Pinus gerardiana, the Chilgoza Pine, from the north-western Himalayas, and Pinus bungeana from China, known as the Lacebark Pine, have ornamental bark. Other pines growing in extreme conditions have generated dwarf forms, such as Pinus pumila, the Siberian Dwarf Pine.

North America contains the greatest number of distinct species, while the many Asian pines have adapted to Siberian winters and to the Sumatran rainforests at 2º S, demonstrating the valuable potential of pine trees to adapt to climate change. The botanical gardens in Cambridge hold a collection of pines, including Pinus nigra, the European Black Pine, and subspecies from Austria and Eastern Europe. Planted before 1850, these trees have matured into broad-girthed specimens, despite the chalky subsoil of the site and perhaps because of the relatively dry climate of East Anglia.

Pines have been planted to stabilise the advance of sand dunes; the Monterey Pine, Pinus radiata, is especially adapted to sea winds in milder climates, although it can be invasive under certain conditions. Some pines give delicious nuts, maturing on the tree for up to three years, waiting for the perfect moment of release. Pinus pinea is our best producer of pine nuts, while several North American species yield edible seeds, including the unusual Pinus monophylla, the Single-leaf Pinyon, which bears its needles singly.

Although my own garden is low-lying and damp and not ideal for pines, a stand was planted forty years ago on the highest part of the ground around the house, and these have been inhabited by rooks in noisy springtime courtship.
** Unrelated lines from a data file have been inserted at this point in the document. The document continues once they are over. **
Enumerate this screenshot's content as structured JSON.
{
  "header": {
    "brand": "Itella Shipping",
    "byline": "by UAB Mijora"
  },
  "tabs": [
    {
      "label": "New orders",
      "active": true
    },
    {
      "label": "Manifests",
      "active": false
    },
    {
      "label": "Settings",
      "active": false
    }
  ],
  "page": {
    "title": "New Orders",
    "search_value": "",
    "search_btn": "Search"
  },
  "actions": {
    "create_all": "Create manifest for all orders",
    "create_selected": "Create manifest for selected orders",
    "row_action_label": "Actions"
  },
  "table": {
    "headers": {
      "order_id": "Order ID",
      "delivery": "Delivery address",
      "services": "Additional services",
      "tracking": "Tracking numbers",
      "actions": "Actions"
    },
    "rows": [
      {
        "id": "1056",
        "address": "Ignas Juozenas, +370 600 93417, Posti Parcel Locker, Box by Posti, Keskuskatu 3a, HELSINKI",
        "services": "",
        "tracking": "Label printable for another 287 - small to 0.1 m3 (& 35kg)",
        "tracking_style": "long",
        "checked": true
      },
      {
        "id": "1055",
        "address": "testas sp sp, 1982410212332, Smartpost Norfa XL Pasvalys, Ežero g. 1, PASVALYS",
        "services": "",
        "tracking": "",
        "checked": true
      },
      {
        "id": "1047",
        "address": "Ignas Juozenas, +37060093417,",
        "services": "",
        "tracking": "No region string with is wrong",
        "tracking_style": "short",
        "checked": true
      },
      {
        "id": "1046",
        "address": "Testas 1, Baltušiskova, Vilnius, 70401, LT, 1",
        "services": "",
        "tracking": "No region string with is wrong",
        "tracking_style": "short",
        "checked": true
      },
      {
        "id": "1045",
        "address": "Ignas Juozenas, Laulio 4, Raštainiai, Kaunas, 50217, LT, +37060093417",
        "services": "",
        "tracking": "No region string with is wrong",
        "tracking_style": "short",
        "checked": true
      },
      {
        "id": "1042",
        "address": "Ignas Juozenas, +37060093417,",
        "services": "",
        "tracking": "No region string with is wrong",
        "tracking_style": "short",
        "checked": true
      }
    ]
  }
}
I have planted Pinus wallichiana, the Bhutan Pine, its elegant, long, blue-green needles borne in bundles of five, in some poor, stony soil, and after twenty years it is some thirty feet high, gleaming in our wet summers.

In this issue of Resurgence many of the contributors have extolled the virtues of trees and have exhorted us to plant as many of them as we can to help mitigate climate change. For its sheer beauty, incredible rate of growth and adaptability to most conditions I would recommend the humble pine tree.

Brigitte Norland is a writer and gardener.